# taz.de -- Sozialleistung und Datenschutz: Die Kosten des Bürokratieabbaus
       
       > Für Kindergrundsicherung und Klimageld sollen Daten neu verschaltet
       > werden. Der Staat gewinnt so immer mehr Infos über die Bürger:innen.
       
 (IMG) Bild: Akten waren gestern- davon träumen die Sozialbehörden
       
       BERLIN taz | Es ist ein alter Traum im Sozialstaat: Die „unbürokratische“
       Gewährung von Sozialleistungen, bei denen Geld fließt, auch ohne
       komplizierte Anträge. „Einfach, unbürokratisch und bürgernah“ soll die neue
       Leistung sein, heißt es in den Eckpunkten aus dem Familienministerium zur
       geplanten [1][Kindergrundsicherung.] Nur: wie genau kann das funktionieren?
       Schließlich soll die künftige Kindergrundsicherung die Leistungen des
       Kindergeldes, des Kinderzuschlages und des Bürgergeldes „bündeln“, so heißt
       es in den Eckpunkten.
       
       Für eine möglichst einfache Berechnung der Leistungen sei ein Verfahren
       denkbar, bei dem bei der Familienkasse die Einkommensquellen gemeldet
       werden, nicht aber mehr die konkreten Verdienste und Beträge, sagt Wolfgang
       Strengmann-Kuhn (Grüne), Berichterstatter zur Kindergrundsicherung im
       Finanzausschuss des Bundestages.
       
       Der oder die Antragssteller:in müsse der Familienkasse lediglich
       ausdrücklich gestatten, Daten zur konkreten Einkommenssituation abzufragen,
       etwa beim Finanzamt, bei der Deutschen Rentenversicherung und
       gegebenenfalls bei der Bundesagentur für Arbeit, so der grüne Sozialexperte
       zur taz.

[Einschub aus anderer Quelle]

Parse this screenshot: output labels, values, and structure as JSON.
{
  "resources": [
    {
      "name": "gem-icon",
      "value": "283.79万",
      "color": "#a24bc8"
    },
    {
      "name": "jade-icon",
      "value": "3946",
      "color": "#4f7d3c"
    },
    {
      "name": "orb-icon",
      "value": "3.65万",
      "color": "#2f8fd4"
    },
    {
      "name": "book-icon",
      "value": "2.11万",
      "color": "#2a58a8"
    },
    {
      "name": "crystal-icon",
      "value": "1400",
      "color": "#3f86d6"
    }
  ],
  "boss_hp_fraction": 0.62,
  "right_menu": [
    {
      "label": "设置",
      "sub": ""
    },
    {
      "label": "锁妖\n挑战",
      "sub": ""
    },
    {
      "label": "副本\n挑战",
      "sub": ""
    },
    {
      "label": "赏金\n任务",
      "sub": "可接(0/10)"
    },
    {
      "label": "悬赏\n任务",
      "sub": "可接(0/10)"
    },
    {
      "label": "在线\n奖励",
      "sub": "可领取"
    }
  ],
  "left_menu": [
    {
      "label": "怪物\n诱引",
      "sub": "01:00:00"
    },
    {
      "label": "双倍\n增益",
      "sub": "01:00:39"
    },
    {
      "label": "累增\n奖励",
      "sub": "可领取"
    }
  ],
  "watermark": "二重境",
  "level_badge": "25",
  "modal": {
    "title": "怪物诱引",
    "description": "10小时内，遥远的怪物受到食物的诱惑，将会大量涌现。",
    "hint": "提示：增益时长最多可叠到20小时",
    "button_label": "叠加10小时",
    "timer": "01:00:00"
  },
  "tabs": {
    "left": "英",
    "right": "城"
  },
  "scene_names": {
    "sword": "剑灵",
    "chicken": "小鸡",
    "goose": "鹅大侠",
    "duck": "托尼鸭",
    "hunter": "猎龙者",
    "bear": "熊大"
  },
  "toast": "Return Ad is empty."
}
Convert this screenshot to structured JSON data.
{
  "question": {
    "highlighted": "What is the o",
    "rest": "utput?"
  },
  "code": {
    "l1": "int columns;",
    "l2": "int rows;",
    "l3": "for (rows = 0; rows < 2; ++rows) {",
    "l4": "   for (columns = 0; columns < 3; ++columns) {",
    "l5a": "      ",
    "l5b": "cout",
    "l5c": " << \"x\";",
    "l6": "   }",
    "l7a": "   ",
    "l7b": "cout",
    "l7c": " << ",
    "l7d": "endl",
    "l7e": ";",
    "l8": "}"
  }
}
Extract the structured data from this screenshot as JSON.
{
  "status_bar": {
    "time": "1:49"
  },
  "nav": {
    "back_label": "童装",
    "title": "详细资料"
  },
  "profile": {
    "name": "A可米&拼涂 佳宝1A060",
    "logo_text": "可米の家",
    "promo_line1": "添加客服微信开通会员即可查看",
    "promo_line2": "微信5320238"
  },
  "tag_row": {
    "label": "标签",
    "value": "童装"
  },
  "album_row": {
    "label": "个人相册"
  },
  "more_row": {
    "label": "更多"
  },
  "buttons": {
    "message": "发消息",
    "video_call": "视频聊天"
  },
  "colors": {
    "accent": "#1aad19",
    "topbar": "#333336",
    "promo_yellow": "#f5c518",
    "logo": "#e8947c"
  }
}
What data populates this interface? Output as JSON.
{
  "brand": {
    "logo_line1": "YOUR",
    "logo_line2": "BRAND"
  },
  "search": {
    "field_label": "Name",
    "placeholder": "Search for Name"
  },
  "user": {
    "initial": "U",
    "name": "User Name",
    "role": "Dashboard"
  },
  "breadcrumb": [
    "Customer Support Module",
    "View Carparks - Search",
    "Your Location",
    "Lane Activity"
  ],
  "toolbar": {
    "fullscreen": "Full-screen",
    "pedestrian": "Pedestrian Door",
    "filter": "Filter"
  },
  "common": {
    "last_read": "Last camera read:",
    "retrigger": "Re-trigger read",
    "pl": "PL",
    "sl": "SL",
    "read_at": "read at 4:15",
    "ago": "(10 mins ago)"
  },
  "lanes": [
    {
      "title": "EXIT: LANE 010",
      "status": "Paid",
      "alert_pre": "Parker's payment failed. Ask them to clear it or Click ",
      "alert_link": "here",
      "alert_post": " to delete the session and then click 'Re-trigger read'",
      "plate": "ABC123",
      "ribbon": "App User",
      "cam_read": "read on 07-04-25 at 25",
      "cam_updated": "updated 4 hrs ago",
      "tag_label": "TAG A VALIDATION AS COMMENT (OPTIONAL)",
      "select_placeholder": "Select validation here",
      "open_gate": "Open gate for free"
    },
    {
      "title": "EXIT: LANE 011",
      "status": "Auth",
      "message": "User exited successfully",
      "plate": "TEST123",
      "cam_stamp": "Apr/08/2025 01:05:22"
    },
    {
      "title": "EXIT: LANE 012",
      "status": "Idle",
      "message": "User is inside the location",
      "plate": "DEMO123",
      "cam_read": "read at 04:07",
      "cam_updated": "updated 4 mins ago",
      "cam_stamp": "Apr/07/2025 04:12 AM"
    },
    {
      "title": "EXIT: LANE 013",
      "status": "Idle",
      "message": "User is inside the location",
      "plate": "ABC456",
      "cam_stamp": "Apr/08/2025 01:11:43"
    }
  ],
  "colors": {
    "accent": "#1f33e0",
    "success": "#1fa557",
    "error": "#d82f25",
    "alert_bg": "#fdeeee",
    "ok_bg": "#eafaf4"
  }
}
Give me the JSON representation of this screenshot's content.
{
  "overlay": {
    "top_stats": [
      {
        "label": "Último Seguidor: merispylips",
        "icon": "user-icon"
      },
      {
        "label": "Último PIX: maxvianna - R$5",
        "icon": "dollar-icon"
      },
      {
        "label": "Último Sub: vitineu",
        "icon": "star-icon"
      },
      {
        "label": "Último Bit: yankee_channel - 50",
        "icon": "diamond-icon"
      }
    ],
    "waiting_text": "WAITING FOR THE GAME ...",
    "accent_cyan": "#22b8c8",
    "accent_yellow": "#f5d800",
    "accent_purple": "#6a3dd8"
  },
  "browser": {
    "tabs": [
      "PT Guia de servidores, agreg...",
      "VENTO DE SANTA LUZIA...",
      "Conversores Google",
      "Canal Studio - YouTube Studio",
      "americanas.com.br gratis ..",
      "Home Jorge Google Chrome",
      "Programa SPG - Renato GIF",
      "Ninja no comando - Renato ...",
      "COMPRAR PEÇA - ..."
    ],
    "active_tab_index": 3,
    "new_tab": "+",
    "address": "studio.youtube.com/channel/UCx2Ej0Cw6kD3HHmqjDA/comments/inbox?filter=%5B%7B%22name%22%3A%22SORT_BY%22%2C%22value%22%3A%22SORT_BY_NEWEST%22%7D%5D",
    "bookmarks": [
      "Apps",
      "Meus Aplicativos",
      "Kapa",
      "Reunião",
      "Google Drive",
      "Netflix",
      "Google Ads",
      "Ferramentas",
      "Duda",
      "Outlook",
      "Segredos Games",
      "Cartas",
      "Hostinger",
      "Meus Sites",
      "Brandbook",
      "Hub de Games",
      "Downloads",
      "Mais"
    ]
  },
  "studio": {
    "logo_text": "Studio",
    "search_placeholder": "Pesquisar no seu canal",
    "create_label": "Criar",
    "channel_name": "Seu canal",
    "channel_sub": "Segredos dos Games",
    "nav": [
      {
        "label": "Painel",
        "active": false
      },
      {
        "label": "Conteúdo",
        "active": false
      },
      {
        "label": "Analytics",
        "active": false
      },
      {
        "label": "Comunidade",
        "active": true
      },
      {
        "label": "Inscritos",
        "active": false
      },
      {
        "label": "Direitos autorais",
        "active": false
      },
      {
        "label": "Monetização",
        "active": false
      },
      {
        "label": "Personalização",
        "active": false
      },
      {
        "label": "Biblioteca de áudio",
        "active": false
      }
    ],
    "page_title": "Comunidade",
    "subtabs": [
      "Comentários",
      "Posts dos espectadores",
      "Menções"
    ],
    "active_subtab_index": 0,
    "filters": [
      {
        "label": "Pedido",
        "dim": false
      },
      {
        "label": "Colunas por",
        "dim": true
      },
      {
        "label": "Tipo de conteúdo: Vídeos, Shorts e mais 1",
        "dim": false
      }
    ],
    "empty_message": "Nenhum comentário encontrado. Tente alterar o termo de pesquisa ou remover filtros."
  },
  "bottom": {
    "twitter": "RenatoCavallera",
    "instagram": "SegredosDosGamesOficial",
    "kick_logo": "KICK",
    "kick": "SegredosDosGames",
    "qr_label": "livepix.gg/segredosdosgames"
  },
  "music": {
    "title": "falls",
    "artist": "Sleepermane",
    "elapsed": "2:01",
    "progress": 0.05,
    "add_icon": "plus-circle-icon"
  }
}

Die genaueren Daten würden unter den Behörden automatisch
       ausgetauscht. Die Familienkasse ist bei der Bundesagentur für Arbeit
       angesiedelt.
       
       „Das Verfahren zur Berechnung und Auszahlung der Kindergrundsicherung
       könnte ein Modell werden auch für die Gewährung anderer Sozialleistungen“
       sagt Strengmann-Kuhn.
       
       ## Entlastung nur bei Datenfreigabe
       
       In der Praxis bedeutet dies, dass Bürger:innen bei den digitalen
       Anträgen für Sozialleistungen entlastet werden können, wenn sie den
       Behörden die automatische Erhebung und den Austausch ihrer persönlichen
       Daten in bisher noch nicht dagewesenem Umfang erlauben. Beispielsweise
       würden dann die Finanzämter an die Sozialbehörden die konkreten
       Arbeitseinkommen melden.
       
       An den Berechnungen für den Kinderzuschlag für erwerbstätige, aber arme
       Eltern wären die Finanzämter, gegebenenfalls die Bundesagentur für Arbeit,
       die Wohngeldämter und Unterhaltsvorschusskassen beteiligt.
       
       Schon bei einer anderen Sozialleistung, der Ergänzung von kleinen Renten
       durch die „Grundrente“ des Bundesarbeitsministeriums, hat eine
       Sozialbehörde erstmals mit den Finanzämtern direkt kooperiert. Die Deutsche
       Rentenversicherung fragte für die Ruheständler:innen die Daten von den
       Finanzämtern ab, um mögliche Partner- und Kapitaleinkommen zu prüfen, die
       den Anspruch auf Grundrente zunichte machen können.
       
       Der Vorteil dieses automatischen Datenabgleichs liegt darin, dass Ansprüche
       automatisch geprüft werden können, auch ohne Antrag. Damit verfügt die
       Deutsche Rentenversicherung aber auch über Einkommensprofile von
       Rentner:innen.
       
       ## Kontodaten für Direktzahlungen
       
       Der Trend zum Datenabgleich soll demnächst auch Kontodaten umfassen. Das
       [2][Jahressteuergesetz 2022 sieht im Artikel 18 Nummer 6] vor, dass die
       Banken künftig „geeignete Verfahren“ entwickeln sollen, durch die
       Kontoinhaber:innen ihre Kontonummer, die IBAN, an das
       Bundeszentralamt für Steuern übermitteln lassen können. Private Kontodaten
       werden dadurch mit der Steueridentifikationsnummer zusammengeführt.
       
       Diese „Zuspeicherung“ solle geschaffen werden, um „künftig unbare
       Auszahlungen öffentlicher Mittel in einem Massenverfahren unbürokratisch
       vornehmen zu können“, heißt es in einer [3][Antwort der Bundesregierung]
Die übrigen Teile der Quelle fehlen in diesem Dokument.